Clarity, pH and density-driven Reagents Optimisation
Reagents addition to a thickener in mineral processing is a critical step to enhance the separation and concentration of minerals. Thickeners are used to increase the solid content of a slurry, which is a mixture of ore and water, by sedimentation. The addition of reagents, also known as flocculants or coagulants, helps in this process by promoting the aggregation of fine particles into larger ones, making them settle faster.
Overdosing can lead to excessive costs and potential processing issues, while underdosing may result in inefficient thickening.
Minealytics' optimal reagents control ensures effective reagent addition that improves the settling rate, clarity of the overflow, and the density of the underflow, enhancing the overall efficiency of the thickening process. It also contributes to water recovery by allowing clearer water to separate from the solids, which can be recycled back into the plant, reducing the environmental impact.
Minelatyics' predictive control, powered by our neural model, can forecast overflow pH, clarity and underflow density from the available historical process data. The model constantly adapts to any relevant process changes by continuously learning from new data.
The reagents additions is optimised via a genetic algorithm that uses the neural model for finding the optimal addition of flocculants or coagulants.
A genetic algorithm (GA) can be an effective method to optimize the addition of reagents in a thickening process by utilizing a neural model that predicts key parameters such as clarity, overflow pH, and underflow density. This approach combines the adaptive capabilities of genetic algorithms with the predictive power of neural networks to achieve optimal process control in mineral processing.
The Minealytics Thickener neural network model is trained on historical and real-time process data to predict the outcomes (clarity, overflow pH, and underflow density) based on various input variables, including the type and amount of reagents added, feed rate, particle size distribution, and slurry pH. The model learns complex relationships between inputs and outputs, enabling accurate predictions of the process outcomes under different conditions.

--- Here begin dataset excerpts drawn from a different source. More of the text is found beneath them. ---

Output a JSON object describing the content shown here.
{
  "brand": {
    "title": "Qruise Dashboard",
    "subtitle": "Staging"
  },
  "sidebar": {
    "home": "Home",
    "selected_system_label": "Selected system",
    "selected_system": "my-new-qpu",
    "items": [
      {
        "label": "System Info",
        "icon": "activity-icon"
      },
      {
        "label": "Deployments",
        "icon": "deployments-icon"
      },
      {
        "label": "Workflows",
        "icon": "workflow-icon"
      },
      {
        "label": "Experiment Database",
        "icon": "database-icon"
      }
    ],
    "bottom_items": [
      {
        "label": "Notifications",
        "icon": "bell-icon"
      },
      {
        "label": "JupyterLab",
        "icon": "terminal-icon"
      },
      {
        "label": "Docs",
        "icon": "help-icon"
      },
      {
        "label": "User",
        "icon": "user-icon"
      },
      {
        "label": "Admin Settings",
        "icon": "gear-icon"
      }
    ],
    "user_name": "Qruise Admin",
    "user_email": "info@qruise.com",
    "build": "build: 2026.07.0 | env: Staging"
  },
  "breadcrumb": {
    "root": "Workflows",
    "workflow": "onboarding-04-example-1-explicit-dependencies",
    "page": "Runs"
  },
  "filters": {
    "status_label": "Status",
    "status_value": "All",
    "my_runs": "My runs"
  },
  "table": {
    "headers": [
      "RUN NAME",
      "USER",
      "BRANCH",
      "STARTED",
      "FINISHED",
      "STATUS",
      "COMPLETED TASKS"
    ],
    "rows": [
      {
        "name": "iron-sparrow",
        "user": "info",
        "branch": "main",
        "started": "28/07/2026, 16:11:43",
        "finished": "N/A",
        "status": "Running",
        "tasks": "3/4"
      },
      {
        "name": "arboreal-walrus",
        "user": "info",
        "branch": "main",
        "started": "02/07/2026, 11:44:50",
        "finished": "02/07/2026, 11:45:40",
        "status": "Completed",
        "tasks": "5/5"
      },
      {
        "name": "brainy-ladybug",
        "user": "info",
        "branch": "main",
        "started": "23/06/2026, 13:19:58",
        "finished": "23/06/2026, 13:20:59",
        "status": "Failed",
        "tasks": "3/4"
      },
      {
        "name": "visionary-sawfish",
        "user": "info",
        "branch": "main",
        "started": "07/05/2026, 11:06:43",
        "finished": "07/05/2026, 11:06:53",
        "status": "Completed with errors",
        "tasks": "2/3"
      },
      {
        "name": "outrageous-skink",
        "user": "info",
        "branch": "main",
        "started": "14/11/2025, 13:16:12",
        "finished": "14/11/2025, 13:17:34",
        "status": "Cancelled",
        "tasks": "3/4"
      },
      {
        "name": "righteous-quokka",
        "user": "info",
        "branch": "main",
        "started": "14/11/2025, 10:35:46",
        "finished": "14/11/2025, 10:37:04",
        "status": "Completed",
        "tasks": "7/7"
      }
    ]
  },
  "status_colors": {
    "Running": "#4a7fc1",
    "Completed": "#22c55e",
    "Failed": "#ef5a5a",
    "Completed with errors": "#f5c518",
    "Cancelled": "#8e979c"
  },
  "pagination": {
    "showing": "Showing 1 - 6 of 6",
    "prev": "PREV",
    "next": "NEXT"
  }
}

The Minealtyics Reagents Optimiser is inspired by the process of natural selection, which mimics the biological mechanisms of evolution such as selection, crossover, and mutation. In the context of reagent addition, the GA iteratively searches for the optimal set of input variables (types and dosages of reagents) that lead to the desired outcomes (optimal clarity, pH, and density) by the following process:
1. Initialization:
- The GA starts with a population of potential solutions, each representing a different combination of reagent types and dosages.
2. Evaluation:
- Each solution in the population is evaluated based on a fitness function. The neural model predicts the outcomes (clarity, pH, and underflow density) for each solution, and the fitness function assesses how close these predictions are to the desired operational targets.
3. Selection:
- Solutions with higher fitness scores (those that result in outcomes closer to the desired targets) are more likely to be selected for the next generation.
4. Crossover and Mutation:
- Selected solutions undergo crossover and mutation operations to create a new generation of solutions. Crossover combines features from two or more "parent" solutions, while mutation introduces random changes. These operations introduce variability and help explore a broader solution space.
5. Iteration:
- This process repeats over several generations, with the GA evolving towards solutions that increasingly meet the desired process outcomes.
6. Convergence:
- The algorithm continues until it converges on a solution (or set of solutions) that optimises the addition of reagents to achieve the desired clarity, pH, and underflow density, or until a predefined number of generations is reached.
The GA can adapt to changes in the process or feed characteristics, optimizing reagent addition in real-time. By exploring a wide range of possible solutions, the GA can find optimal or near-optimal reagent dosages that might not be intuitive or apparent through traditional methods. The Minealytics Thickener Neural model can capture complex, non-linear relationships in the process, which the GA can leverage to optimize reagent addition even in complex scenarios.
Genetic algorithms (GAs) are a class of optimization algorithms inspired by the principles of natural selection and genetics. They simulate the process of natural evolution, employing mechanisms such as selection, crossover (recombination of genetic material), and mutation to evolve solutions to problems over successive generations. A GA begins with a population of randomly generated individuals, each representing a potential solution encoded as a string or sequence (analogous to chromosomes). The fitness of each individual is evaluated based on how well it solves the problem at hand. The fittest individuals are more likely to be selected to pass their genes to the next generation. Over time, the population evolves towards an optimal or near-optimal solution. GAs are particularly useful for solving complex optimization problems where traditional analytical approaches are inefficient or infeasible.